Ensembles mit über 100 Musikerinnen und Musikern könnten es in Zukunft schwer haben, wenn die zurzeit geltende Norm von zwei Metern Sicherheitsabstand aufrecht erhalten wird. Dasselbe gilt für das Publikum. Einen Saal mit 1000 Plätzen wegen dieser Sicherheitsnorm nur zur Hälfte oder gar zu einem Drittel zu füllen – lohnt sich das noch?
Kommt das Hygieneprotokoll dazu. Hände desinfizieren, Schutzmasken tragen – das dürfte das feierliche Konzertritual erheblich stören. Gerade weil das typische Publikum im klassischen Konzert zur so genannten Risikogroppe der über 65 Jährigen gehört, sind diese Massnahmen zurzeit kaum wegzudenken. Und doch wächst das Bedürfnis nach dem Live-Konzert gefühltermassen gerade stark an.
Beispiel Sinfonieorchester
Im Online-Magazin VAN sind im April 19 Thesen zum Musikleben nach Corona erschienen. Hartmut Welscher ist einer der Autoren dieses Artikels.
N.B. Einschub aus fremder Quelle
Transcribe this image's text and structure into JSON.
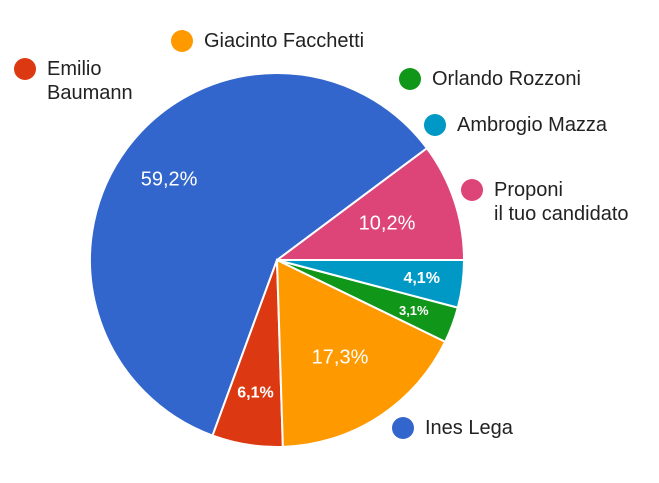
{
  "chart_data": {
    "type": "pie",
    "slices": [
      {
        "label": "Proponi il tuo candidato",
        "label_lines": [
          "Proponi",
          "il tuo candidato"
        ],
        "value": 10.2,
        "value_label": "10,2%",
        "color": "#dd4477"
      },
      {
        "label": "Ines Lega",
        "label_lines": [
          "Ines Lega"
        ],
        "value": 59.2,
        "value_label": "59,2%",
        "color": "#3366cc"
      },
      {
        "label": "Emilio Baumann",
        "label_lines": [
          "Emilio",
          "Baumann"
        ],
        "value": 6.1,
        "value_label": "6,1%",
        "color": "#dc3912"
      },
      {
        "label": "Giacinto Facchetti",
        "label_lines": [
          "Giacinto Facchetti"
        ],
        "value": 17.3,
        "value_label": "17,3%",
        "color": "#ff9900"
      },
      {
        "label": "Orlando Rozzoni",
        "label_lines": [
          "Orlando Rozzoni"
        ],
        "value": 3.1,
        "value_label": "3,1%",
        "color": "#109618"
      },
      {
        "label": "Ambrogio Mazza",
        "label_lines": [
          "Ambrogio Mazza"
        ],
        "value": 4.1,
        "value_label": "4,1%",
        "color": "#0099c6"
      }
    ],
    "start_angle_deg": 0,
    "direction": "clockwise-from-3-oclock",
    "legend": "labels-around"
  }
}
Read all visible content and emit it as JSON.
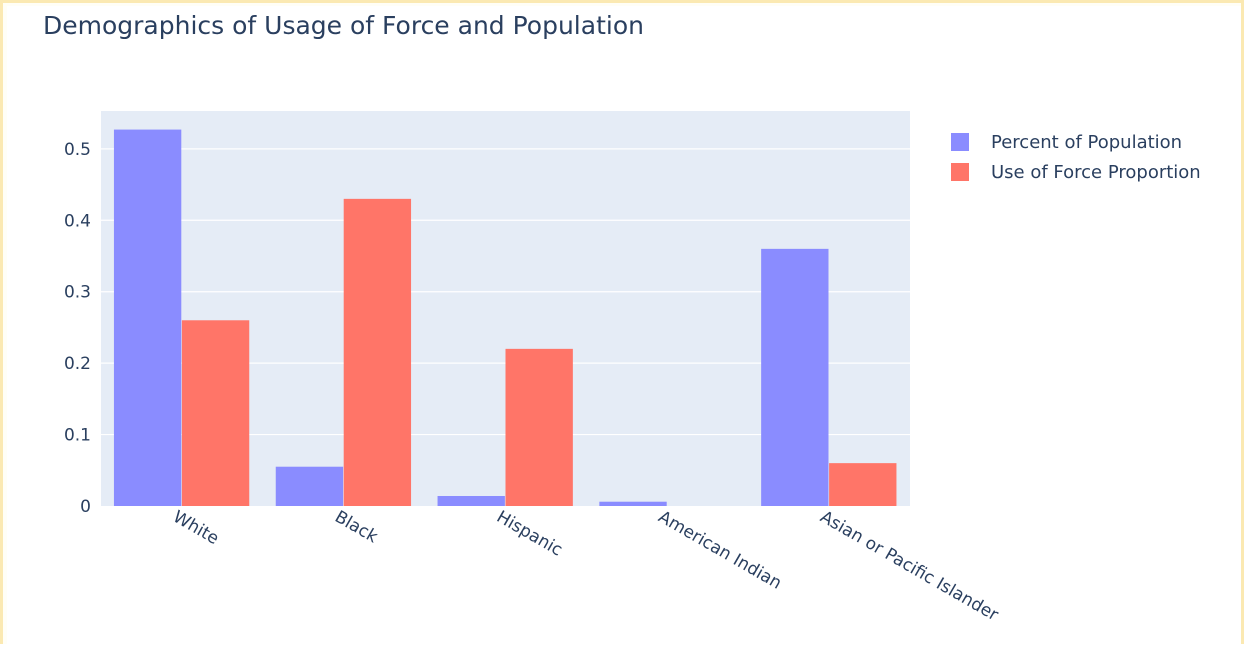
{
  "chart_data": {
    "type": "bar",
    "title": "Demographics of Usage of Force and Population",
    "xlabel": "",
    "ylabel": "",
    "categories": [
      "White",
      "Black",
      "Hispanic",
      "American Indian",
      "Asian or Pacific Islander"
    ],
    "series": [
      {
        "name": "Percent of Population",
        "color": "#8a8cff",
        "values": [
          0.527,
          0.055,
          0.014,
          0.006,
          0.36
        ]
      },
      {
        "name": "Use of Force Proportion",
        "color": "#ff7568",
        "values": [
          0.26,
          0.43,
          0.22,
          0.0,
          0.06
        ]
      }
    ],
    "ylim": [
      0,
      0.553
    ],
    "yticks": [
      0,
      0.1,
      0.2,
      0.3,
      0.4,
      0.5
    ],
    "ytick_labels": [
      "0",
      "0.1",
      "0.2",
      "0.3",
      "0.4",
      "0.5"
    ],
    "grid": true,
    "plot_background": "#e5ecf6",
    "legend_position": "right"
  }
}
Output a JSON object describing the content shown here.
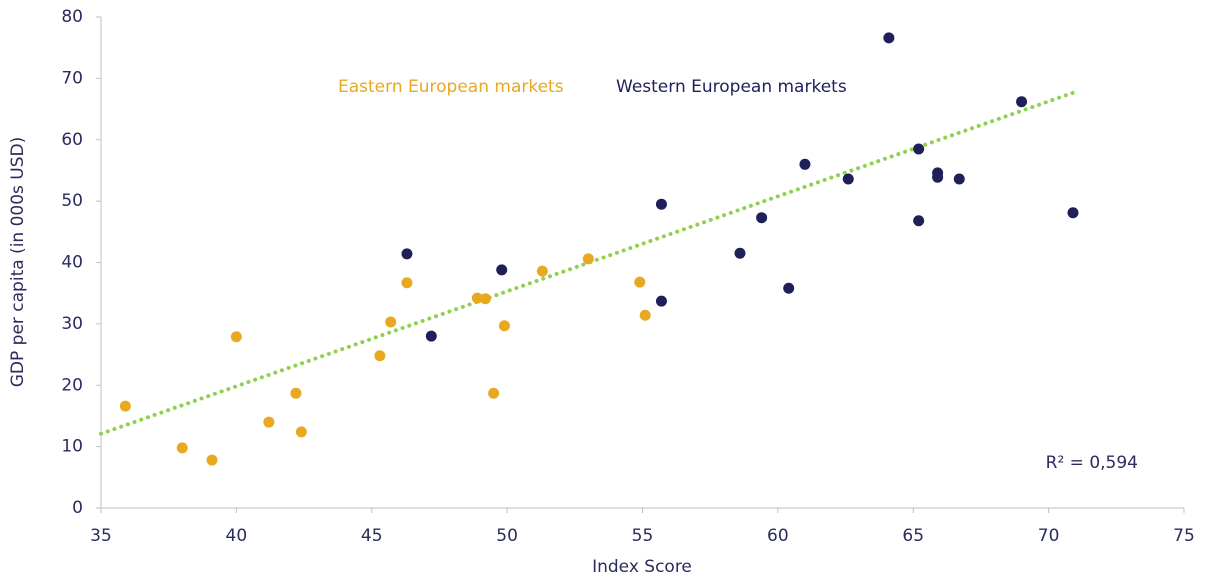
{
  "chart_data": {
    "type": "scatter",
    "xlabel": "Index Score",
    "ylabel": "GDP per capita (in 000s USD)",
    "xlim": [
      35,
      75
    ],
    "xticks": [
      35,
      40,
      45,
      50,
      55,
      60,
      65,
      70,
      75
    ],
    "ylim": [
      0,
      80
    ],
    "yticks": [
      0,
      10,
      20,
      30,
      40,
      50,
      60,
      70,
      80
    ],
    "grid": false,
    "series": [
      {
        "name": "Eastern European markets",
        "color": "#e8a820",
        "x": [
          35.9,
          38.0,
          39.1,
          40.0,
          41.2,
          42.2,
          42.4,
          45.3,
          45.7,
          46.3,
          48.9,
          49.2,
          49.5,
          49.9,
          51.3,
          53.0,
          54.9,
          55.1
        ],
        "values": [
          16.6,
          9.8,
          7.8,
          27.9,
          14.0,
          18.7,
          12.4,
          24.8,
          30.3,
          36.7,
          34.2,
          34.1,
          18.7,
          29.7,
          38.6,
          40.6,
          36.8,
          31.4
        ]
      },
      {
        "name": "Western European markets",
        "color": "#1f1f5a",
        "x": [
          46.3,
          47.2,
          49.8,
          55.7,
          55.7,
          58.6,
          59.4,
          60.4,
          61.0,
          62.6,
          64.1,
          65.2,
          65.2,
          65.9,
          65.9,
          66.7,
          69.0,
          70.9
        ],
        "values": [
          41.4,
          28.0,
          38.8,
          49.5,
          33.7,
          41.5,
          47.3,
          35.8,
          56.0,
          53.6,
          76.6,
          58.5,
          46.8,
          54.6,
          53.9,
          53.6,
          66.2,
          48.1
        ]
      }
    ],
    "trendline": {
      "color": "#8fd14f",
      "x": [
        35,
        71
      ],
      "y": [
        12.1,
        67.8
      ]
    },
    "annotation": "R² = 0,594"
  }
}
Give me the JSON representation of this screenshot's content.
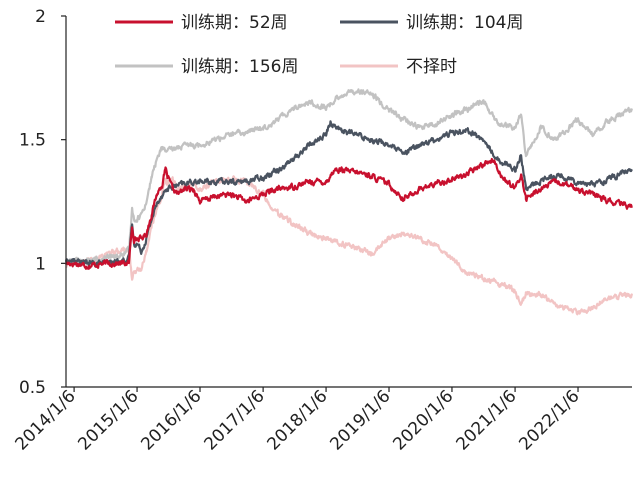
{
  "chart_data": {
    "type": "line",
    "title": "",
    "xlabel": "",
    "ylabel": "",
    "ylim": [
      0.5,
      2
    ],
    "yticks": [
      "0.5",
      "1",
      "1.5",
      "2"
    ],
    "xlim": [
      "2013-11-20",
      "2022-11-15"
    ],
    "xticks": [
      "2014/1/6",
      "2015/1/6",
      "2016/1/6",
      "2017/1/6",
      "2018/1/6",
      "2019/1/6",
      "2020/1/6",
      "2021/1/6",
      "2022/1/6"
    ],
    "grid": false,
    "legend_placement": "top",
    "series": [
      {
        "name": "训练期：52周",
        "color": "#c8102e",
        "points": [
          [
            "2013-11-20",
            1.0
          ],
          [
            "2014-01-06",
            1.0
          ],
          [
            "2014-04-01",
            0.99
          ],
          [
            "2014-07-01",
            1.0
          ],
          [
            "2014-10-01",
            1.0
          ],
          [
            "2014-11-20",
            1.0
          ],
          [
            "2014-12-08",
            1.15
          ],
          [
            "2014-12-20",
            1.1
          ],
          [
            "2015-01-06",
            1.1
          ],
          [
            "2015-02-01",
            1.1
          ],
          [
            "2015-03-01",
            1.12
          ],
          [
            "2015-04-01",
            1.2
          ],
          [
            "2015-05-01",
            1.28
          ],
          [
            "2015-06-01",
            1.32
          ],
          [
            "2015-06-20",
            1.38
          ],
          [
            "2015-07-01",
            1.35
          ],
          [
            "2015-08-01",
            1.3
          ],
          [
            "2015-09-01",
            1.28
          ],
          [
            "2015-10-01",
            1.3
          ],
          [
            "2015-12-01",
            1.3
          ],
          [
            "2016-01-06",
            1.25
          ],
          [
            "2016-04-01",
            1.27
          ],
          [
            "2016-07-01",
            1.28
          ],
          [
            "2016-10-01",
            1.25
          ],
          [
            "2017-01-06",
            1.28
          ],
          [
            "2017-04-01",
            1.3
          ],
          [
            "2017-07-01",
            1.31
          ],
          [
            "2017-10-01",
            1.33
          ],
          [
            "2018-01-06",
            1.33
          ],
          [
            "2018-03-01",
            1.38
          ],
          [
            "2018-06-01",
            1.37
          ],
          [
            "2018-09-01",
            1.36
          ],
          [
            "2019-01-06",
            1.32
          ],
          [
            "2019-04-01",
            1.26
          ],
          [
            "2019-07-01",
            1.3
          ],
          [
            "2019-10-01",
            1.32
          ],
          [
            "2020-01-06",
            1.34
          ],
          [
            "2020-04-01",
            1.36
          ],
          [
            "2020-07-01",
            1.4
          ],
          [
            "2020-09-01",
            1.42
          ],
          [
            "2020-11-01",
            1.34
          ],
          [
            "2021-01-06",
            1.3
          ],
          [
            "2021-02-10",
            1.36
          ],
          [
            "2021-03-10",
            1.26
          ],
          [
            "2021-06-01",
            1.3
          ],
          [
            "2021-09-01",
            1.33
          ],
          [
            "2022-01-06",
            1.3
          ],
          [
            "2022-04-01",
            1.28
          ],
          [
            "2022-07-01",
            1.25
          ],
          [
            "2022-11-15",
            1.23
          ]
        ]
      },
      {
        "name": "训练期：104周",
        "color": "#4a5360",
        "points": [
          [
            "2013-11-20",
            1.01
          ],
          [
            "2014-01-06",
            1.01
          ],
          [
            "2014-04-01",
            1.0
          ],
          [
            "2014-07-01",
            1.0
          ],
          [
            "2014-10-01",
            1.01
          ],
          [
            "2014-11-20",
            1.02
          ],
          [
            "2014-12-08",
            1.16
          ],
          [
            "2014-12-20",
            1.08
          ],
          [
            "2015-01-06",
            1.08
          ],
          [
            "2015-02-01",
            1.05
          ],
          [
            "2015-03-01",
            1.1
          ],
          [
            "2015-04-01",
            1.18
          ],
          [
            "2015-05-01",
            1.24
          ],
          [
            "2015-06-01",
            1.28
          ],
          [
            "2015-07-01",
            1.3
          ],
          [
            "2015-08-01",
            1.31
          ],
          [
            "2015-10-01",
            1.32
          ],
          [
            "2015-12-01",
            1.33
          ],
          [
            "2016-01-06",
            1.33
          ],
          [
            "2016-04-01",
            1.33
          ],
          [
            "2016-07-01",
            1.33
          ],
          [
            "2016-10-01",
            1.33
          ],
          [
            "2017-01-06",
            1.35
          ],
          [
            "2017-04-01",
            1.38
          ],
          [
            "2017-07-01",
            1.42
          ],
          [
            "2017-10-01",
            1.48
          ],
          [
            "2018-01-06",
            1.52
          ],
          [
            "2018-02-01",
            1.57
          ],
          [
            "2018-04-01",
            1.54
          ],
          [
            "2018-07-01",
            1.52
          ],
          [
            "2018-10-01",
            1.5
          ],
          [
            "2019-01-06",
            1.48
          ],
          [
            "2019-04-01",
            1.44
          ],
          [
            "2019-07-01",
            1.48
          ],
          [
            "2019-10-01",
            1.5
          ],
          [
            "2020-01-06",
            1.53
          ],
          [
            "2020-04-01",
            1.54
          ],
          [
            "2020-07-01",
            1.5
          ],
          [
            "2020-10-01",
            1.42
          ],
          [
            "2021-01-06",
            1.38
          ],
          [
            "2021-02-10",
            1.44
          ],
          [
            "2021-03-10",
            1.3
          ],
          [
            "2021-06-01",
            1.33
          ],
          [
            "2021-09-01",
            1.36
          ],
          [
            "2022-01-06",
            1.33
          ],
          [
            "2022-04-01",
            1.32
          ],
          [
            "2022-07-01",
            1.34
          ],
          [
            "2022-11-15",
            1.38
          ]
        ]
      },
      {
        "name": "训练期：156周",
        "color": "#c2c2c2",
        "points": [
          [
            "2013-11-20",
            1.01
          ],
          [
            "2014-01-06",
            1.01
          ],
          [
            "2014-04-01",
            1.01
          ],
          [
            "2014-07-01",
            1.02
          ],
          [
            "2014-10-01",
            1.03
          ],
          [
            "2014-11-20",
            1.05
          ],
          [
            "2014-12-08",
            1.22
          ],
          [
            "2014-12-20",
            1.18
          ],
          [
            "2015-01-06",
            1.18
          ],
          [
            "2015-02-01",
            1.2
          ],
          [
            "2015-03-01",
            1.25
          ],
          [
            "2015-04-01",
            1.35
          ],
          [
            "2015-05-01",
            1.42
          ],
          [
            "2015-06-01",
            1.47
          ],
          [
            "2015-07-01",
            1.45
          ],
          [
            "2015-09-01",
            1.47
          ],
          [
            "2015-12-01",
            1.48
          ],
          [
            "2016-01-06",
            1.48
          ],
          [
            "2016-04-01",
            1.5
          ],
          [
            "2016-07-01",
            1.52
          ],
          [
            "2016-10-01",
            1.53
          ],
          [
            "2017-01-06",
            1.55
          ],
          [
            "2017-04-01",
            1.58
          ],
          [
            "2017-07-01",
            1.63
          ],
          [
            "2017-10-01",
            1.65
          ],
          [
            "2018-01-06",
            1.63
          ],
          [
            "2018-04-01",
            1.68
          ],
          [
            "2018-07-01",
            1.7
          ],
          [
            "2018-10-01",
            1.68
          ],
          [
            "2019-01-06",
            1.62
          ],
          [
            "2019-04-01",
            1.58
          ],
          [
            "2019-07-01",
            1.55
          ],
          [
            "2019-10-01",
            1.56
          ],
          [
            "2020-01-06",
            1.6
          ],
          [
            "2020-04-01",
            1.62
          ],
          [
            "2020-07-01",
            1.66
          ],
          [
            "2020-10-01",
            1.56
          ],
          [
            "2021-01-06",
            1.55
          ],
          [
            "2021-02-10",
            1.6
          ],
          [
            "2021-03-10",
            1.43
          ],
          [
            "2021-06-01",
            1.55
          ],
          [
            "2021-09-01",
            1.5
          ],
          [
            "2022-01-06",
            1.58
          ],
          [
            "2022-04-01",
            1.52
          ],
          [
            "2022-07-01",
            1.58
          ],
          [
            "2022-11-15",
            1.62
          ]
        ]
      },
      {
        "name": "不择时",
        "color": "#f2c4c4",
        "points": [
          [
            "2013-11-20",
            0.99
          ],
          [
            "2014-01-06",
            1.0
          ],
          [
            "2014-04-01",
            1.01
          ],
          [
            "2014-07-01",
            1.03
          ],
          [
            "2014-10-01",
            1.05
          ],
          [
            "2014-11-20",
            1.06
          ],
          [
            "2014-12-08",
            0.93
          ],
          [
            "2014-12-20",
            0.97
          ],
          [
            "2015-01-06",
            0.97
          ],
          [
            "2015-02-01",
            0.98
          ],
          [
            "2015-03-01",
            1.05
          ],
          [
            "2015-04-01",
            1.15
          ],
          [
            "2015-05-01",
            1.22
          ],
          [
            "2015-06-01",
            1.28
          ],
          [
            "2015-06-20",
            1.35
          ],
          [
            "2015-07-01",
            1.32
          ],
          [
            "2015-08-01",
            1.34
          ],
          [
            "2015-09-01",
            1.3
          ],
          [
            "2015-12-01",
            1.32
          ],
          [
            "2016-01-06",
            1.3
          ],
          [
            "2016-04-01",
            1.33
          ],
          [
            "2016-07-01",
            1.34
          ],
          [
            "2016-10-01",
            1.33
          ],
          [
            "2017-01-06",
            1.28
          ],
          [
            "2017-04-01",
            1.2
          ],
          [
            "2017-07-01",
            1.16
          ],
          [
            "2017-10-01",
            1.12
          ],
          [
            "2018-01-06",
            1.1
          ],
          [
            "2018-04-01",
            1.08
          ],
          [
            "2018-07-01",
            1.06
          ],
          [
            "2018-10-01",
            1.04
          ],
          [
            "2019-01-06",
            1.1
          ],
          [
            "2019-04-01",
            1.12
          ],
          [
            "2019-07-01",
            1.1
          ],
          [
            "2019-10-01",
            1.08
          ],
          [
            "2020-01-06",
            1.02
          ],
          [
            "2020-04-01",
            0.96
          ],
          [
            "2020-07-01",
            0.94
          ],
          [
            "2020-10-01",
            0.92
          ],
          [
            "2021-01-06",
            0.89
          ],
          [
            "2021-02-10",
            0.83
          ],
          [
            "2021-03-10",
            0.88
          ],
          [
            "2021-06-01",
            0.87
          ],
          [
            "2021-09-01",
            0.83
          ],
          [
            "2022-01-06",
            0.8
          ],
          [
            "2022-04-01",
            0.82
          ],
          [
            "2022-07-01",
            0.86
          ],
          [
            "2022-11-15",
            0.87
          ]
        ]
      }
    ]
  }
}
Er und seine Co-Autoren haben sich Gedanken gemacht, welchen Einfluss das Virus auf die Gewohnheiten der Klassikwelt hat und zukünftig haben könnte.
Das Sinfoniekonzert der Zukunft wird es geben, sagt Hartmut Welscher. Aber in veränderter Form. Kammerorchester oder noch kleinerer Formationen könnten zur Alternative werden.
Das Tourneewesen, wo Musikerinnen und Musiker um die ganze Welt fliegen – auch das dürfte sich wesentlich einschränken. Keine schlechte Idee, findet Welscher. Aus gesundheitlicher, aber auch aus ökologischer Sicht.
Beispiel Streaming
Das gemeinsam gehörte Konzert gibt es zurzeit nicht. Die Sicherheitsbestimmungen lassen grössere Ansammlungen von Menschen nicht zu. In der Schweiz vorläufig bis Ende August. Viele Veranstalter setzen daher unterdessen auf digitale Formate, auf Streaming und Musikvideos.
Und mehr: Statt einfach ein Konzert abzufilmen sind diese Videos optisch teilweise ziemlich originell. Oder sie werden mit Musikvermittlungsangeboten angereichert. Wie das zum Beispiel das Sinfonieorchester Basel tut .
Das sind Pluspunkte zum herkömmlichen Konzert. Gleichzeitig aber befördern die oftmals kostenlosen Videos eine Gratismentalität. Warum sollte ich für ein Konzert noch bezahlen, wenn ich es online kostenlos hören kann?
Der Musikjournalist Hartmut Welscher glaubt auch, dass das Streaming von Konzerten viel weniger nachhaltig ist als «echte» Konzerte. Auch wenn einzelne Musiker dank der Vernetzung in den Social Media eine viel grössere Reichweite erzielen als zuvor.
Beispiel freie Musikerinnen und Musiker
Neben den staatlich subventionierten Sinfonieorchestern profitiert das klassische Musikleben stark von freien Ensembles. Von Musiker und Musikerinnen, die aus Eigeninitiative Musik machen. Aus Begeisterung, aber oft mit finanziell prekärem Einkommen. Hier wird es wahrscheinlich zu einer Ausdünnung kommen, vermutet Welscher.
Ensembles, die ein originelles Programm aufweisen, könnten überleben. Es könnte aber auch das Recht des Stärkeren gelten. Desjenigen, der lauter spielt und stärker auf sich aufmerksam macht. Eine Möglichkeit ist daher auch, dass nicht nur die originellsten Ensembles von der Krise profitieren, sondern vielleicht gerade die konventionellsten. Diejenigen, die für das grösste Publikum die beliebteste Musik spielen.
Warum profitieren nur grosse Orchester?
Für Welscher ist mit der aktuellen Pandemie ausserdem der Punkt gekommen, um über eine Zweiklassengesellschaft nachzudenken. Warum sollen nur grosse Sinfonieorchester von staatlicher Subvention profitieren und keine Streichquartette etwa. Oder Ensembles für moderne oder alte Musik? Politiker in Deutschland machen sich hierzu gerade Überlegungen.